Kondo’s way of thinking about ordinary, inanimate objects is not only peculiar and superfluous, but also thoughtful and comical. There are times I guffawed and had to read sections out loud to Ben. For example:

“Never, ever ball up your socks…Look at them carefully. This should be a time for them to rest. Do you really think they can get any rest like that? That’s right. The socks and stockings stored in your drawer are essentially on holiday. They take a brutal beating in their daily work, trapped between your foot and your shoe, enduring pressure and friction to protect your precious feet. The time they spend in your drawer is their only chance to rest. But if they are folded over, balled up, or tied, they are always in a state of tension, their fabric stretched and their elastic pulled. They roll about and bump into each other everytime the drawer is opened and closed. Any stocks and stockings unfortunate enough to get pushed to the back of the drawer are often forgotten for so long that their elastic stretches beyond recovery. When the owner finally discovers them and puts them on, it will be too late and they will be relegated to the garbage. What treatment could be worse than this?” (p. 81).

Never have I ever considered how I store my socks, and as extra as this mindset is, it did have me feeling a bit sorry for my sock drawer.

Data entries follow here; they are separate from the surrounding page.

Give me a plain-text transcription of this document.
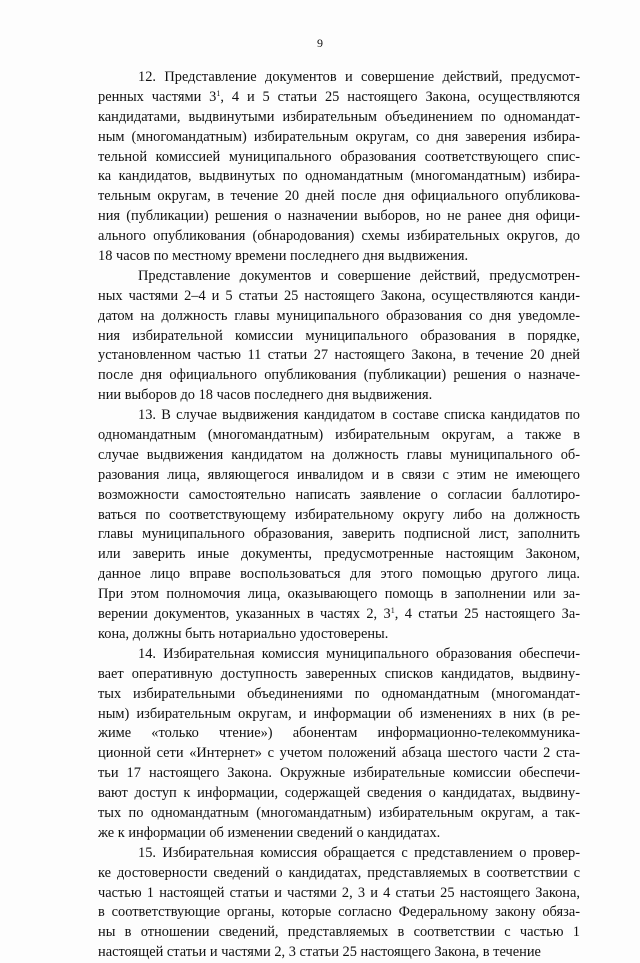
9
12. Представление документов и совершение действий, предусмот-
ренных частями $3^1$, 4 и 5 статьи 25 настоящего Закона, осуществляются
кандидатами, выдвинутыми избирательным объединением по одномандат-
ным (многомандатным) избирательным округам, со дня заверения избира-
тельной комиссией муниципального образования соответствующего спис-
ка кандидатов, выдвинутых по одномандатным (многомандатным) избира-
тельным округам, в течение 20 дней после дня официального опубликова-
ния (публикации) решения о назначении выборов, но не ранее дня офици-
ального опубликования (обнародования) схемы избирательных округов, до
18 часов по местному времени последнего дня выдвижения.
Представление документов и совершение действий, предусмотрен-
ных частями 2–4 и 5 статьи 25 настоящего Закона, осуществляются канди-
датом на должность главы муниципального образования со дня уведомле-
ния избирательной комиссии муниципального образования в порядке,
установленном частью 11 статьи 27 настоящего Закона, в течение 20 дней
после дня официального опубликования (публикации) решения о назначе-
нии выборов до 18 часов последнего дня выдвижения.
13. В случае выдвижения кандидатом в составе списка кандидатов по
одномандатным (многомандатным) избирательным округам, а также в
случае выдвижения кандидатом на должность главы муниципального об-
разования лица, являющегося инвалидом и в связи с этим не имеющего
возможности самостоятельно написать заявление о согласии баллотиро-
ваться по соответствующему избирательному округу либо на должность
главы муниципального образования, заверить подписной лист, заполнить
или заверить иные документы, предусмотренные настоящим Законом,
данное лицо вправе воспользоваться для этого помощью другого лица.
При этом полномочия лица, оказывающего помощь в заполнении или за-
верении документов, указанных в частях 2, $3^1$, 4 статьи 25 настоящего За-
кона, должны быть нотариально удостоверены.
14. Избирательная комиссия муниципального образования обеспечи-
вает оперативную доступность заверенных списков кандидатов, выдвину-
тых избирательными объединениями по одномандатным (многомандат-
ным) избирательным округам, и информации об изменениях в них (в ре-
жиме «только чтение») абонентам информационно-телекоммуника-
ционной сети «Интернет» с учетом положений абзаца шестого части 2 ста-
тьи 17 настоящего Закона. Окружные избирательные комиссии обеспечи-
вают доступ к информации, содержащей сведения о кандидатах, выдвину-
тых по одномандатным (многомандатным) избирательным округам, а так-
же к информации об изменении сведений о кандидатах.
15. Избирательная комиссия обращается с представлением о провер-
ке достоверности сведений о кандидатах, представляемых в соответствии с
частью 1 настоящей статьи и частями 2, 3 и 4 статьи 25 настоящего Закона,
в соответствующие органы, которые согласно Федеральному закону обяза-
ны в отношении сведений, представляемых в соответствии с частью 1
настоящей статьи и частями 2, 3 статьи 25 настоящего Закона, в течение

Her thesis boils down to this: only keep things that spark joy. Then, have a home base for these possessions, so they know where they belong.

marie kondo

So, with this three day weekend coming up, my goals are to follow her “KonMari Method” which means tackling the task of discarding what doesn’t spark joy in the following order: clothes, books, papers, komono (miscellaneous), and then things of sentimental value.

My friend Claire said this would be a good book to read right before you have to go through that one room in your house that has become cluttered with storage, and she is totally right. That room for us is in our basement, laundry area, and it’s scary down there.